Шрифт:
Интервал:
Закладка:
У Чехова его влюбленных героев также не разделяют никакие препятствия из традиционного для комедии списка. Только в «Лешем» в отношениях Хрущова и Сони возникает намек на разницу социальных статусов в инвертированной и тем самым приспособленной к условиям времени редакции: Соня думает, что она недостаточно для круга Хрущова «демократична», т. е. ее «недостойность» не в слишком низком, а в слишком высоком статусе: «Ваше демократическое чувство оскорблено тем, что вы коротко знакомы с нами… Вам было бы стыдно показаться на глаза вашим земским докторам и женщинам-врачам, стыдно, что вы полюбили институтку, кисейную барышню, которая не была на курсах и одевается по моде». Кстати, «Леший» – единственная полноформатная чеховская пьеса, где большинство любовных линий завершается счастливым брачным союзом: такой союз, в частности, образуют Соня и Хрущов. Переделывая «Лешего» в «Дядю Ваню», Чехов не только снял противопоставление статусов, но и обрек чувство Сони к Астрову (заменившему здесь Хрущова) на безответность.
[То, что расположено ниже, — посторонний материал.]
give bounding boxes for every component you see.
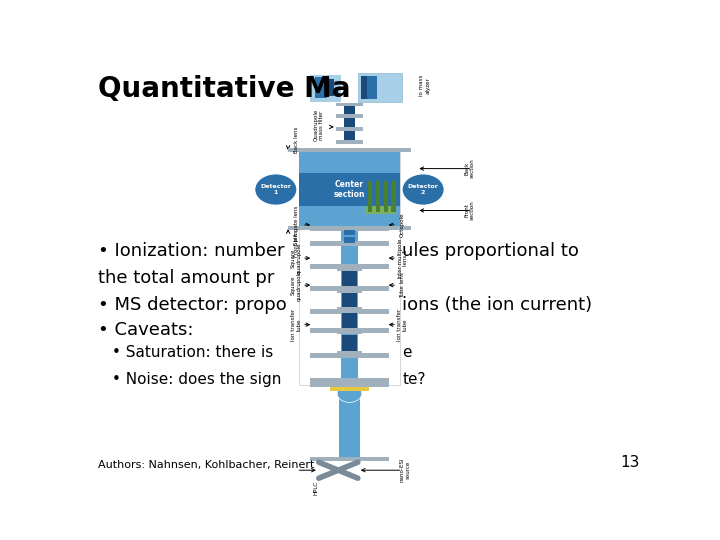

Есть еще «Иванов», где действие идет к браку по взаимной склонности, но в первой редакции заглавный герой умирает сразу после венчания, во второй – застреливается непосредственно перед ним, так что счастливым такой союз не назовешь. Для Чехова типична «Чайка», где отсутствие взаимности образует своего рода цепочку, связывающую всех действующих лиц (Медведенко любит Машу, Маша – Треплева, Треплев – Заречную, Заречная – Тригорина), или «Вишневый сад», где все любовные чувства словно погружены в какую-то вату (ни у Лопахина, ни у Вари не замечается друг к другу страстной любви, чувства Трофимова к Ане остаются непроясненными и, во всяком случае, безответными, а «романчик» Яши и Дуняши пародирует любовную тему как таковую). Но для комедии чеховская драма уже своего рода инобытие.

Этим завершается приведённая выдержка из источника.